How to handle "workers"

So no matter how much money you pay a month in rent, you can't guarantee that shit won't sometimes hit the fan. Flashback: Christmas time when my gross neighbor's bathtub pipe burst above my bathroom causing my ceiling to leak black sludge water. I just wanted to watch my Real Housewives in peace, but no, I had to handle this bullshit. So since I'm not equipped physically, mentally, or spiritually to handle that sort of problem I had to arrange for a couple of workers to come over and fix my ceiling. The problem with workers is that they are like dogs, they come in and lay their scent all over the place. Not to compare people who are workers with dogs in the sense of worth, because we all know I love dogs way more than that, but you get where I'm going.
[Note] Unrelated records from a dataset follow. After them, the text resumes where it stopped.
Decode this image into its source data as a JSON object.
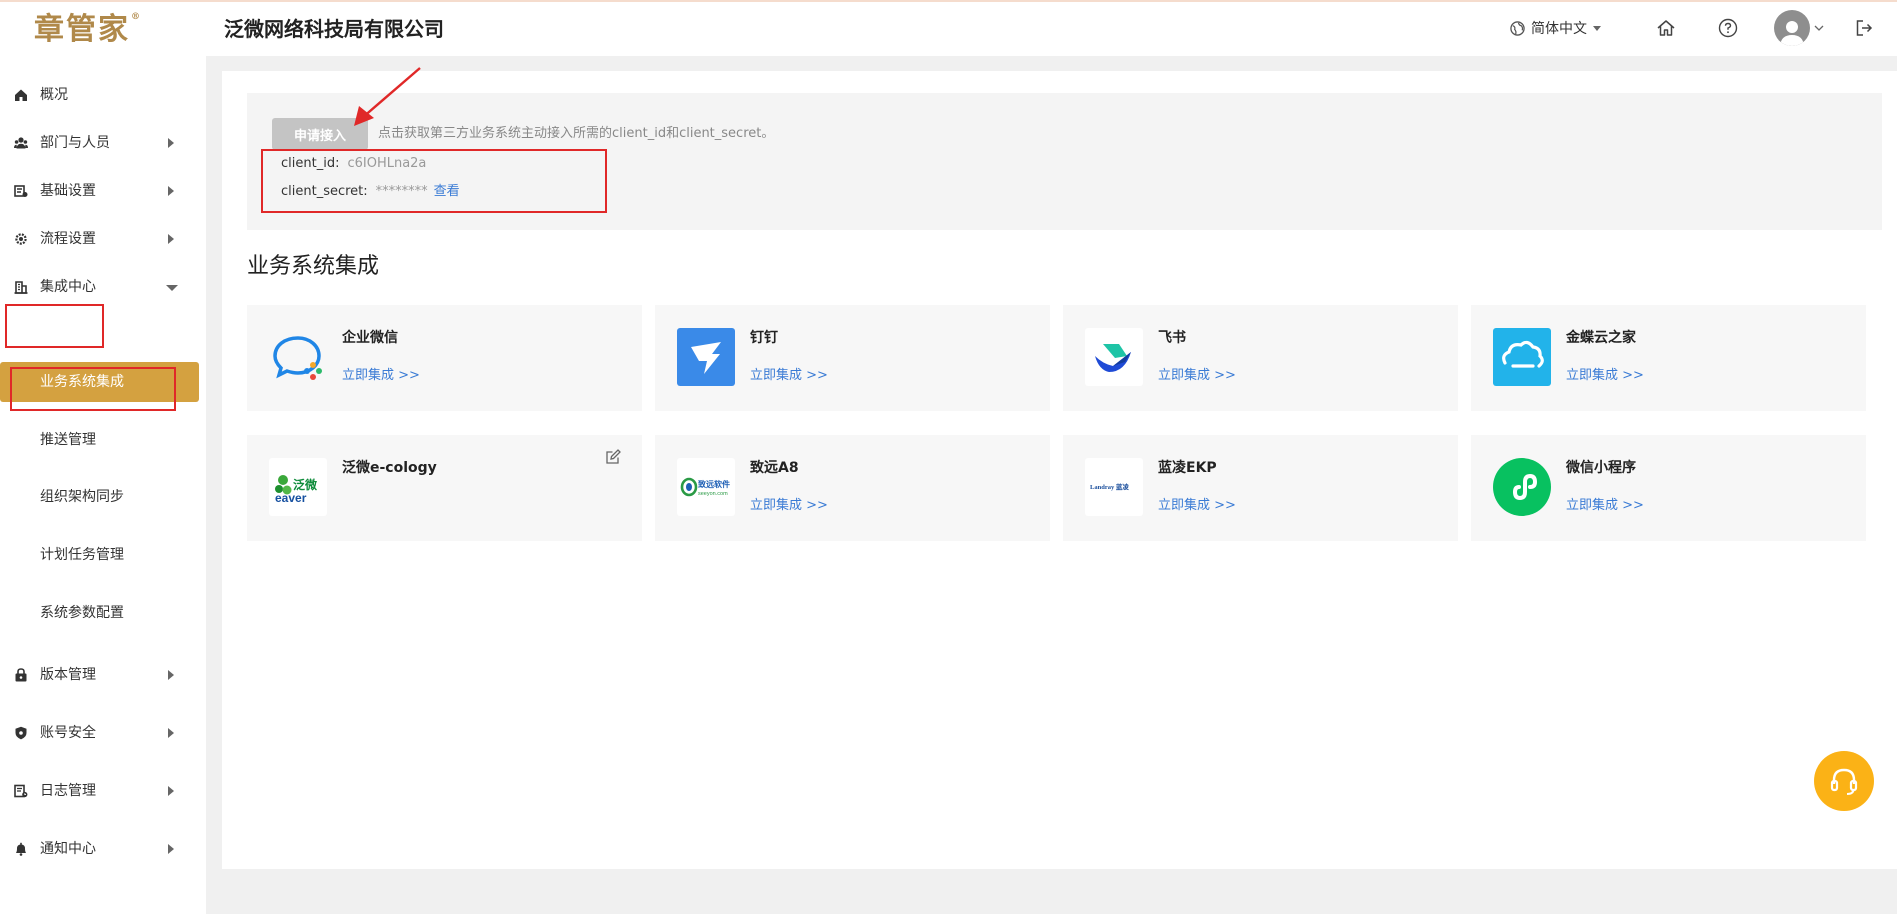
{
  "header": {
    "logo": "章管家",
    "logo_mark": "®",
    "company": "泛微网络科技局有限公司",
    "language": "简体中文"
  },
  "sidebar": {
    "items": [
      {
        "label": "概况",
        "icon": "home-icon"
      },
      {
        "label": "部门与人员",
        "icon": "users-icon"
      },
      {
        "label": "基础设置",
        "icon": "settings-list-icon"
      },
      {
        "label": "流程设置",
        "icon": "gear-icon"
      },
      {
        "label": "集成中心",
        "icon": "building-icon"
      },
      {
        "label": "版本管理",
        "icon": "lock-icon"
      },
      {
        "label": "账号安全",
        "icon": "shield-icon"
      },
      {
        "label": "日志管理",
        "icon": "log-icon"
      },
      {
        "label": "通知中心",
        "icon": "bell-icon"
      }
    ],
    "sub_items": [
      {
        "label": "业务系统集成"
      },
      {
        "label": "推送管理"
      },
      {
        "label": "组织架构同步"
      },
      {
        "label": "计划任务管理"
      },
      {
        "label": "系统参数配置"
      }
    ]
  },
  "access": {
    "button": "申请接入",
    "hint": "点击获取第三方业务系统主动接入所需的client_id和client_secret。",
    "client_id_label": "client_id:",
    "client_id_value": "c6IOHLna2a",
    "client_secret_label": "client_secret:",
    "client_secret_value": "********",
    "view_link": "查看"
  },
  "section_title": "业务系统集成",
  "cards": [
    {
      "title": "企业微信",
      "link": "立即集成 >>",
      "icon": "wecom-icon"
    },
    {
      "title": "钉钉",
      "link": "立即集成 >>",
      "icon": "dingtalk-icon"
    },
    {
      "title": "飞书",
      "link": "立即集成 >>",
      "icon": "feishu-icon"
    },
    {
      "title": "金蝶云之家",
      "link": "立即集成 >>",
      "icon": "kingdee-cloud-icon"
    },
    {
      "title": "泛微e-cology",
      "link": "",
      "icon": "weaver-icon",
      "logo_text": "泛微",
      "logo_sub": "eaver"
    },
    {
      "title": "致远A8",
      "link": "立即集成 >>",
      "icon": "seeyon-icon",
      "logo_text": "致远软件",
      "logo_sub": "seeyon.com"
    },
    {
      "title": "蓝凌EKP",
      "link": "立即集成 >>",
      "icon": "landray-icon",
      "logo_text": "Landray 蓝凌"
    },
    {
      "title": "微信小程序",
      "link": "立即集成 >>",
      "icon": "wechat-miniprogram-icon"
    }
  ],
  "colors": {
    "accent": "#d4a140",
    "link": "#3a7bd5",
    "highlight_border": "#e02828",
    "float_button": "#fbb216"
  }
}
So this pack of guys come storming in with their impersonation timberland boots on covered in all sorts of mud and disease and start talking really loud at me about what they have to do. I understand maybe 1% of it and couldn't care less about that 1%. Then they start "working" which includes taking their busted handheld radio and putting on the most annoying music imaginable at the highest volume possible. Nothing is worse than having to listen to "teach me how to dougie" amidst static. My upper middle class sense of worth was quickly dwindling. I needed to intervene but I also needed them to fix my ceiling. Crisis.
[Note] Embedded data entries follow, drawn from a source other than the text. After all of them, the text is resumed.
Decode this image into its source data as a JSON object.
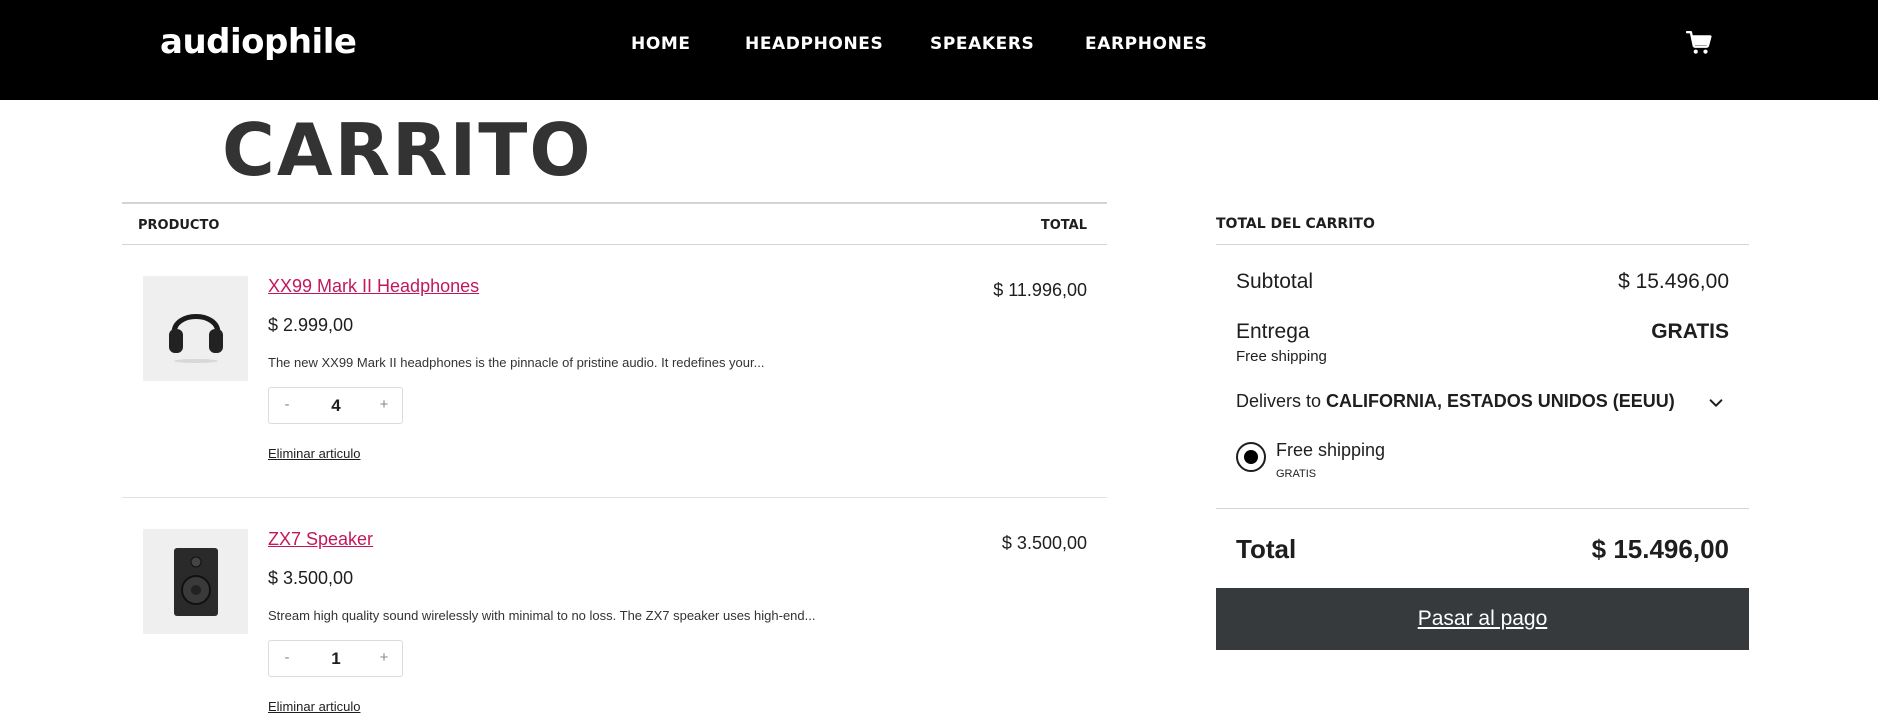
{
  "header": {
    "logo": "audiophile",
    "nav": [
      "HOME",
      "HEADPHONES",
      "SPEAKERS",
      "EARPHONES"
    ]
  },
  "page": {
    "title": "CARRITO"
  },
  "cart": {
    "col_product": "PRODUCTO",
    "col_total": "TOTAL",
    "items": [
      {
        "name": "XX99 Mark II Headphones",
        "price": "$ 2.999,00",
        "description": "The new XX99 Mark II headphones is the pinnacle of pristine audio. It redefines your...",
        "quantity": "4",
        "minus": "-",
        "plus": "+",
        "remove": "Eliminar articulo",
        "line_total": "$ 11.996,00",
        "image": "headphones-image"
      },
      {
        "name": "ZX7 Speaker",
        "price": "$ 3.500,00",
        "description": "Stream high quality sound wirelessly with minimal to no loss. The ZX7 speaker uses high-end...",
        "quantity": "1",
        "minus": "-",
        "plus": "+",
        "remove": "Eliminar articulo",
        "line_total": "$ 3.500,00",
        "image": "speaker-image"
      }
    ]
  },
  "summary": {
    "heading": "TOTAL DEL CARRITO",
    "subtotal_label": "Subtotal",
    "subtotal_value": "$ 15.496,00",
    "delivery_label": "Entrega",
    "delivery_value": "GRATIS",
    "delivery_note": "Free shipping",
    "delivers_to_prefix": "Delivers to",
    "delivers_to_location": "CALIFORNIA, ESTADOS UNIDOS (EEUU)",
    "option_label": "Free shipping",
    "option_sub": "GRATIS",
    "total_label": "Total",
    "total_value": "$ 15.496,00",
    "checkout_label": "Pasar al pago"
  },
  "colors": {
    "header_bg": "#000000",
    "link": "#c2185b",
    "checkout_bg": "#373a3c"
  }
}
So I did the only thing I new how to do and that was grab a glass of Pinot (refer to the SPANX diet) and blast Lana Del Rey as I drank myself into an afternoon coma. During the climax of my buzz, one of the workers stormed into my bedroom to report on their progress which consisted of close to nothing. At this point I was more mad that my buzz was mellowed than I was that the ceiling was still busted. That's the thing with workers, they always have to report to you about every single thing they do. Like I don't care if you caulked the tub or sucked a cock really just get out of my apartment!

But the thing to remember is that they always leave at some point. No matter how frustrating it is to listen to their horrible music, smell their musty aroma, and bear the subconscious anxiety that they will rob you, they always return back to the land from whence they came. So my advice is just drink and think about something else until it's over, like you do with bad sex.